Using a double-blind, double-dummy, noninferiority design, adults with complicated S. aureus bacteremia were randomized to ceftobiprole 500 mg intravenously every 6 hours for 8 days and every 8 hours thereafter, or daptomycin 6–10 mg/kg intravenously every 24 hours plus optional aztreonam. The primary outcome was overall treatment success 70 days after randomization, with success defined as survival, bacteremia clearance, symptom improvement, no new S. aureus bacteremia–related complications, and no receipt of other potentially effective antibiotics.
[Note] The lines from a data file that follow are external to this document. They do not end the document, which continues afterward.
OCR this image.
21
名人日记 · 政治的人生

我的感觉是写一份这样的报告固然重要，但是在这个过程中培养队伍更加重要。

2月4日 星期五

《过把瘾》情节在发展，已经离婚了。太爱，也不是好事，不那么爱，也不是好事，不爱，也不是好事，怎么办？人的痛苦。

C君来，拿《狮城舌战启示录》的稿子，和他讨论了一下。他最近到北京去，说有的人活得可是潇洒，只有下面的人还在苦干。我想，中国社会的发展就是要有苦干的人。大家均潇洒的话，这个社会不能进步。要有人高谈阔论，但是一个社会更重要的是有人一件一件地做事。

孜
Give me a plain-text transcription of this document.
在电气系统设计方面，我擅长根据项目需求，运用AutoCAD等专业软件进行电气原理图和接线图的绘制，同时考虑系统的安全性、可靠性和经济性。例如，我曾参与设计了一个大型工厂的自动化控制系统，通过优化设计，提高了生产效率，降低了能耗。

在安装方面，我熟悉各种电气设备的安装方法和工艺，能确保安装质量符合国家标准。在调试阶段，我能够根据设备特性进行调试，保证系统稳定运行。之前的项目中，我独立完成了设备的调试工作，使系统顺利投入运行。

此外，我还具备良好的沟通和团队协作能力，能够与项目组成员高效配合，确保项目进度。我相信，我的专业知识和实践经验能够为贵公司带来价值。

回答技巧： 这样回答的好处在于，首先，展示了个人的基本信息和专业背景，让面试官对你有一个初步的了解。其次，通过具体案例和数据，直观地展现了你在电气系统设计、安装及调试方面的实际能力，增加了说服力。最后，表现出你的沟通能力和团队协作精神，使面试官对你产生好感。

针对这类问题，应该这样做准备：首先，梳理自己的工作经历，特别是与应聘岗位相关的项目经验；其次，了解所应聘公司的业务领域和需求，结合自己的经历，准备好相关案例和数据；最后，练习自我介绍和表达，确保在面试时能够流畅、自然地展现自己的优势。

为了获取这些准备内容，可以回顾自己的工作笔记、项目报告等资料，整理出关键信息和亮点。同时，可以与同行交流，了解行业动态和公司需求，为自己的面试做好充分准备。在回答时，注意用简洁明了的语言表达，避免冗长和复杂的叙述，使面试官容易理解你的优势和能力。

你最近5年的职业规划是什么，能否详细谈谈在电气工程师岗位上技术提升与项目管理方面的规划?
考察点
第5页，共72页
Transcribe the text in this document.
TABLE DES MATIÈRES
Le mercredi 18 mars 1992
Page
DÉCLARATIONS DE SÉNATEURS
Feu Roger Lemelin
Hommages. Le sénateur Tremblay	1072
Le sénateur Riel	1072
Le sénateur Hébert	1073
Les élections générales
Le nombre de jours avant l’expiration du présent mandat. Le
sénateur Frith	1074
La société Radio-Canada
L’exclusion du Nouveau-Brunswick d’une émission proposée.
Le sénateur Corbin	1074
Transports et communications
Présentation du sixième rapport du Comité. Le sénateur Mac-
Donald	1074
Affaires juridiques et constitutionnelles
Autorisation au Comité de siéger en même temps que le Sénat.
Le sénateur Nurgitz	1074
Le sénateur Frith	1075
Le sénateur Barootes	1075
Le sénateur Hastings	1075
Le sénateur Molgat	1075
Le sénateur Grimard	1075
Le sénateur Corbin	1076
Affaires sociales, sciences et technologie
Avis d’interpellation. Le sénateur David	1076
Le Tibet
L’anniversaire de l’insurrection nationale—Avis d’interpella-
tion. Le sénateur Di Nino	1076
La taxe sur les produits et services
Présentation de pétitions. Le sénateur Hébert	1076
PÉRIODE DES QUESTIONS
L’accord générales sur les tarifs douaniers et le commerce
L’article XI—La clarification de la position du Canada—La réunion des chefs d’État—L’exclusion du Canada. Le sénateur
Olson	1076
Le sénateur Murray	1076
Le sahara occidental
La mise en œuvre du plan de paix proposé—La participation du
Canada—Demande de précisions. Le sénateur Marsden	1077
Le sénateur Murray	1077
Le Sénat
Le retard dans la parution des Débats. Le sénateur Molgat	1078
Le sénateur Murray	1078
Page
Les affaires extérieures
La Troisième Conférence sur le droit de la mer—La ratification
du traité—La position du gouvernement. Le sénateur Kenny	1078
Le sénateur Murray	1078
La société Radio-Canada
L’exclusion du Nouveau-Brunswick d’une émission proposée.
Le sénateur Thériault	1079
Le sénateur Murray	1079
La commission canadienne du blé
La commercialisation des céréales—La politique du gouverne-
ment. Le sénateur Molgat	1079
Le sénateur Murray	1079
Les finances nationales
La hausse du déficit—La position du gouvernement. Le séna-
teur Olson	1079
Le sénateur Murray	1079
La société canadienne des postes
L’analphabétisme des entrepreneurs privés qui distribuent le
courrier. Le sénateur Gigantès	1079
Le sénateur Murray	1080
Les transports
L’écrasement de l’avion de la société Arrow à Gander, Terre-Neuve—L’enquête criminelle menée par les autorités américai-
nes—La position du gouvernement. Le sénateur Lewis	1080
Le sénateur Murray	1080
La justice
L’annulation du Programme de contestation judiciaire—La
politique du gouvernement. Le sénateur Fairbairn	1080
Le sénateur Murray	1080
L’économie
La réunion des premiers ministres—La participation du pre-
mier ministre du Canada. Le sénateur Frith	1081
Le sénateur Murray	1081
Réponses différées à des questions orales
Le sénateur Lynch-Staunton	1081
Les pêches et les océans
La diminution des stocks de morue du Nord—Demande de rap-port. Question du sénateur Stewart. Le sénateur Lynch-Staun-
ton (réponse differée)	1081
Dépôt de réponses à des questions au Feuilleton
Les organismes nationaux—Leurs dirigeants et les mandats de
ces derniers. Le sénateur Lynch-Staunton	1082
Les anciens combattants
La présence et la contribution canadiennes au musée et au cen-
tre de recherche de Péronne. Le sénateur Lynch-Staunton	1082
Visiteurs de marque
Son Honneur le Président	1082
“Of 390 patients who underwent randomization, 387 (189 in the ceftobiprole group and 198 in the daptomycin group) had confirmed S. aureus bacteremia and received ceftobiprole or daptomycin (modified intention-to-treat population),” the authors write. “A total of 132 of 189 patients (69.8%) in the ceftobiprole group and 136 of 198 patients (68.7%) in the daptomycin group had overall treatment success (adjusted difference, 2.0 percentage points; 95% confidence interval [CI], −7.1 to 11.1). Findings appeared to be consistent between the ceftobiprole and daptomycin groups in key subgroups and with respect to secondary outcomes, including mortality (9.0% and 9.1%, respectively; 95% CI, −6.2 to 5.2) and the percentage of patients with microbiologic eradication (82.0% and 77.3%; 95% CI, −2.9 to 13.0). Adverse events were reported in 121 of 191 patients (63.4%) who received ceftobiprole and 117 of 198 patients (59.1%) who received daptomycin; serious adverse events were reported in 36 patients (18.8%) and 45 patients (22.7%), respectively. Gastrointestinal adverse events (primarily mild nausea) were more frequent with ceftobiprole.”